O ronco do motor de um carro que, certamente, tinha perfurações no silencioso, seria capaz de ruído como esse que eu ouvia e mais: cada buraco, cada ressalto na pista, eu sofria toda a sorte de pancadas. Tudo isso me deixava, a cada momento, mais fraco, mais impotente e mais incerto do meu destino. Depois de algumas horas, que me pareceram um século, finalmente aquele carro, que mais se parecia com instrumento de suplício, parou. Ouvi o toque cadenciado da buzina, como se estivesse produzindo sinais em código. Ouvi pessoas conversando e tive certeza: aquelas vozes eram estranhas; nada se parecendo com a fala dos garotos, nem dos primeiros e nem daqueles que me renderam. Imaginei que a turma era de tal forma organizada, que em cada etapa, havia o revezamento das equipes – certamente de uma grande quadrilha, que tinha na ponta menores infratores, mantidos e organizados por uma entidade bem estruturada.

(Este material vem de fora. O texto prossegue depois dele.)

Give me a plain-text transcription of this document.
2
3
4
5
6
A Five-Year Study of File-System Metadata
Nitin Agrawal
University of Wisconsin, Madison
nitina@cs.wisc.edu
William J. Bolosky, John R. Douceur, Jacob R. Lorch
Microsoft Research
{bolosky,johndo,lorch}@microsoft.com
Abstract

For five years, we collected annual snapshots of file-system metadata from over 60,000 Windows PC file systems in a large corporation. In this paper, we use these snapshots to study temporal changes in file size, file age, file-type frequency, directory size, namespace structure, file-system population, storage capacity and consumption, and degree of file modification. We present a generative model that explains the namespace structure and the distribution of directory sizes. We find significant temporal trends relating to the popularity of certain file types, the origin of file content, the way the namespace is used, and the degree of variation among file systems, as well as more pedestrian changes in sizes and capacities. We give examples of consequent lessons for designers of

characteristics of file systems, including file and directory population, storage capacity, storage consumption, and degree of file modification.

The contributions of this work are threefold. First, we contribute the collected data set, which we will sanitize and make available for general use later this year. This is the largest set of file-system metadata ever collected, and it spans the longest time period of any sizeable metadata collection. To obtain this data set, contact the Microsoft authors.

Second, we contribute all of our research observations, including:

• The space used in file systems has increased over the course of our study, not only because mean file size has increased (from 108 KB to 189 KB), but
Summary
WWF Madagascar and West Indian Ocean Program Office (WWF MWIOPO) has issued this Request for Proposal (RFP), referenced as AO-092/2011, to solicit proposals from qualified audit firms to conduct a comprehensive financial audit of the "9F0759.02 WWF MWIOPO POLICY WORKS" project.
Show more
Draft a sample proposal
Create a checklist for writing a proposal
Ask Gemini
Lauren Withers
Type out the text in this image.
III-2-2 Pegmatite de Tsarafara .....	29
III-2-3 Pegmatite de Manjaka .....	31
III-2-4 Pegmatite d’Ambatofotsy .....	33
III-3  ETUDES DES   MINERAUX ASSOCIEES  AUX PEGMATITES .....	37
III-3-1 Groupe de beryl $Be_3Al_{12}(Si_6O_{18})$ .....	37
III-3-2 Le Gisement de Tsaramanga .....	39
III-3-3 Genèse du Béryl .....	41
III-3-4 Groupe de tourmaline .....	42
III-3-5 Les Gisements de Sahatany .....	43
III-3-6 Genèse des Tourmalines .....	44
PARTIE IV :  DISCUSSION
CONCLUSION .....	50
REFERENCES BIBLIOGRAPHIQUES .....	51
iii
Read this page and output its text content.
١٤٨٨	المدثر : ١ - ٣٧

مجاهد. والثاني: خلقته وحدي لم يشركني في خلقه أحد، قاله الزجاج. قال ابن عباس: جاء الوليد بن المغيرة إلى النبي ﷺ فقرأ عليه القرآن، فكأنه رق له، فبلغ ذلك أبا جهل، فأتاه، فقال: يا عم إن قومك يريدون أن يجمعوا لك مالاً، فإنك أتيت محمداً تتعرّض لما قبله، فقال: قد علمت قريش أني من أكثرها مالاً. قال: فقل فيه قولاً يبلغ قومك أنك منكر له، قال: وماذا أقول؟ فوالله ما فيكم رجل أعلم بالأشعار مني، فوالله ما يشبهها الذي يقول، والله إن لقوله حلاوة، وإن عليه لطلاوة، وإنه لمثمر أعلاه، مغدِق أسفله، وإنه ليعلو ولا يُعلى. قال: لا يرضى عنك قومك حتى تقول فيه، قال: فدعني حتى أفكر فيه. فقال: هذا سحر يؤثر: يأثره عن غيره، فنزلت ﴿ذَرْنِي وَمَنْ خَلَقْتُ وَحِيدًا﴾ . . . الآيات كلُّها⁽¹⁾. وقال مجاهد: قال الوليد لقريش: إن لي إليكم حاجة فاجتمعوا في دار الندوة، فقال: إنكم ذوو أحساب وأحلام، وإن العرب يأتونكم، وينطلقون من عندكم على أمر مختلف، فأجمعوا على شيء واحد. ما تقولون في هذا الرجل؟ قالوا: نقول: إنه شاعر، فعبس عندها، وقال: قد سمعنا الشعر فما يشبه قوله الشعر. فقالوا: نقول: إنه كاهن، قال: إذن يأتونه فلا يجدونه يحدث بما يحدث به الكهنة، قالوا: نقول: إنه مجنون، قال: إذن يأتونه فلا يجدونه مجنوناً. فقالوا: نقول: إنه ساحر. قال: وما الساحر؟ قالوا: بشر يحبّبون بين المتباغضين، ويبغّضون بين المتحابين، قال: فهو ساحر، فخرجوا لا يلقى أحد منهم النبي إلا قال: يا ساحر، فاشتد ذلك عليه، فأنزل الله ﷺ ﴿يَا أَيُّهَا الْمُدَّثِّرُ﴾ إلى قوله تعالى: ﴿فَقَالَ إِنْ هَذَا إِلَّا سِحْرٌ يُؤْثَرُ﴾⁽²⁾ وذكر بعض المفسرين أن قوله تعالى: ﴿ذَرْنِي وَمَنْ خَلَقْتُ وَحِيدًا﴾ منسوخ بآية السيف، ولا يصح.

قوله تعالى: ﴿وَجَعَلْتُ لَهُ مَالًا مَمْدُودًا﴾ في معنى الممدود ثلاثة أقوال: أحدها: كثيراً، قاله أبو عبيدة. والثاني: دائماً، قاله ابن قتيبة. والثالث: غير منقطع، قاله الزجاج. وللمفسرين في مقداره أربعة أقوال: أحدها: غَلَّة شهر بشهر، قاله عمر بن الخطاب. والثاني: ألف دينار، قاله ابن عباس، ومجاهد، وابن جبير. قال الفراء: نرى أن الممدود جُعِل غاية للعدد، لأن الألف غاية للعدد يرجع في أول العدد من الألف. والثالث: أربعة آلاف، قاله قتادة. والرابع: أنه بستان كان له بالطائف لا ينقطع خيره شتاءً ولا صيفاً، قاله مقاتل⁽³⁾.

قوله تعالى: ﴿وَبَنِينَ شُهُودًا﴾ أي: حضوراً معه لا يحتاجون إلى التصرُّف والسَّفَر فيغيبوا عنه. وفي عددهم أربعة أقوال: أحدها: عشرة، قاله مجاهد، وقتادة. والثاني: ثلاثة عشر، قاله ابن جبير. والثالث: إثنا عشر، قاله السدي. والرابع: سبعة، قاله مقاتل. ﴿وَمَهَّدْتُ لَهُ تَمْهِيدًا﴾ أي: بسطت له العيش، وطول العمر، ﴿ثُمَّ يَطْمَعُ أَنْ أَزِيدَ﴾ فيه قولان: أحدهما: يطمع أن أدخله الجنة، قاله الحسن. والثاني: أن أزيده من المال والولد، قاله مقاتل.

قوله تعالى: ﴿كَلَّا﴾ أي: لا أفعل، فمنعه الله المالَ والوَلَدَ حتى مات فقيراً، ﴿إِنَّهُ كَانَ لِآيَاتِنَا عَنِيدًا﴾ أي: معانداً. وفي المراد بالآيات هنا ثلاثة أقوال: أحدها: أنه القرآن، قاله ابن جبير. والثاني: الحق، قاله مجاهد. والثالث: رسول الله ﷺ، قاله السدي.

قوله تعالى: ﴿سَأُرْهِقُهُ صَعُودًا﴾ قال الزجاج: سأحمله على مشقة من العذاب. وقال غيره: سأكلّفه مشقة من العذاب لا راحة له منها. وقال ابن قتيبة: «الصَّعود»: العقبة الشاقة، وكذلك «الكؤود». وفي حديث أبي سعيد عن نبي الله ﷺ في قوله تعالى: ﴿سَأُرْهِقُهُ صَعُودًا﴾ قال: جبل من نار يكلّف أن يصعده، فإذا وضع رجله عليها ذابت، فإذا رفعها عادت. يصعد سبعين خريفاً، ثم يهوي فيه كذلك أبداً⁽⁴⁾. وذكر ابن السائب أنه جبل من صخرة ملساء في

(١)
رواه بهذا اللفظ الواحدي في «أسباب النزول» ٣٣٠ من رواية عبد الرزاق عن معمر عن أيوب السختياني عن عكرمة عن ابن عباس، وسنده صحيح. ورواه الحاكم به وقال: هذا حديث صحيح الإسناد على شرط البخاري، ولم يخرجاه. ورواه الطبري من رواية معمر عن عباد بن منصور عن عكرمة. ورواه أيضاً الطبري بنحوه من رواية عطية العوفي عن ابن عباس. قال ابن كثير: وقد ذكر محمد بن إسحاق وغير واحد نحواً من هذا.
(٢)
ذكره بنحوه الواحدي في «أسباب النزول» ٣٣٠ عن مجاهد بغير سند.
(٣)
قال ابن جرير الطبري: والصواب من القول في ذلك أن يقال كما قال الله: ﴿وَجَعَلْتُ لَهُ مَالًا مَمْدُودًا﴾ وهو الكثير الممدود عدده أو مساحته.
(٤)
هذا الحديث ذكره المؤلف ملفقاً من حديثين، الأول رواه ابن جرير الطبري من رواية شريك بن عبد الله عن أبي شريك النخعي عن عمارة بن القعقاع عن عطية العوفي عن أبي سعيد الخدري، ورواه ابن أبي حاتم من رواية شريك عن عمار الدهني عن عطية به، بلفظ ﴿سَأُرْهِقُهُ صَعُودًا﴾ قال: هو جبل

Pensando bem, a incerteza tomava conta de mim. Será que não teriam cometido equívoco, seqüestrando pessoa errada, que estava no local e na hora errada? Mas se o escolhido tivesse, mesmo, sido eu, como minha família faria para conduzir negociações com os seqüestradores? Dependendo do valor do resgate, não teriam como juntar recursos, pois nossas posses mal poderiam cobrir um resgate, a menos que fosse dividido em suaves prestações e, ainda, utilizando cartão de crédito.
Depois de alguns minutos, que me pareceram uma eternidade, fui, ainda com olhos vendados, conduzido para o interior de um imóvel, que exalava odor de coisas emboloradas, provavelmente sem ventilação. Ouvi, em seguida: “ - Deixem nossa encomenda a sós e deixem que retire a venda dos olhos”. Quando abri os olhos percebi a claridade que entrava pelas frestas das persianas do nosso quarto e Anésia dizia: “ – Lembre-se que hoje é sábado e nosso primeiro compromisso e ir à feira de produtos orgânicos”. Felizmente nada acontecera nesta madrugada, exceto esse pequeno pesadelo.